Phase One of the campaign involved the purchase and relocation of the food bank from its cramped quarters at the back of the charitys Langley Thrift Store to Bayview last October. The move came just in time to help families deal with layoffs at Nichols Brothers Boat Builders, and though many workers were hired back, other South Whidbey families have taken their place and the number of clients keeps on growing.
With ever-higher fuel and food prices, more lower-income working families are feeling the squeeze and turning to the food bank for help, said Kathy McLaughlin, Good Cheers executive director.
We are currently serving about
18 percent of the South Whidbey community, and expect this number to increase, she added.
The food bank has also seen a 50 percent jump in its own food costs for the past two months.

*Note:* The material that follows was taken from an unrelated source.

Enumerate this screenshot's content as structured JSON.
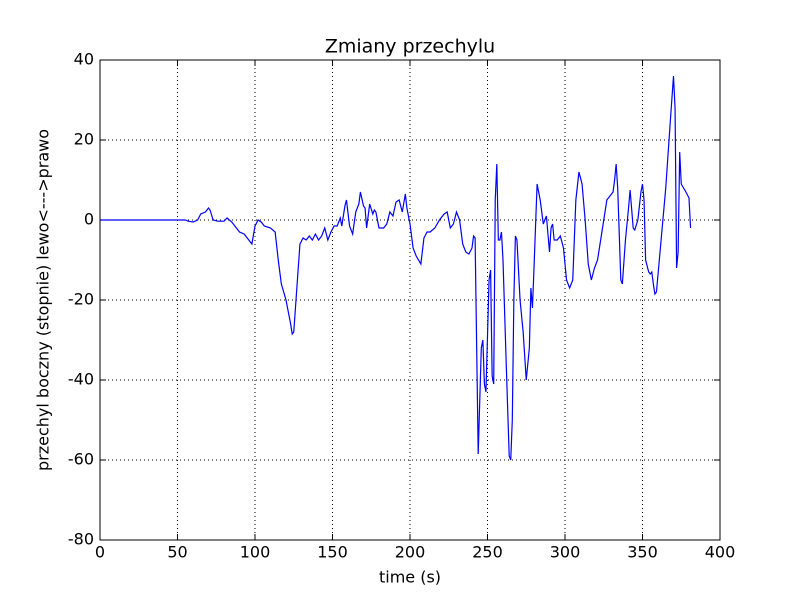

Phase Two of the campaign is designed to help meet escalating costs through increased sales at Good Cheers main source of revenue, its Langley Thrift Store. It will be extensively renovated to create more retail space.
The two recent grants join a list of others such as the Employees Community Fund of Boeing Puget Sound, the D.V. and Ida J. McEachern Charitable Trust, the Norcliffe Family Foundation and the Bob and Carol Dickson Foundation.
Additional grant proposals are under consideration.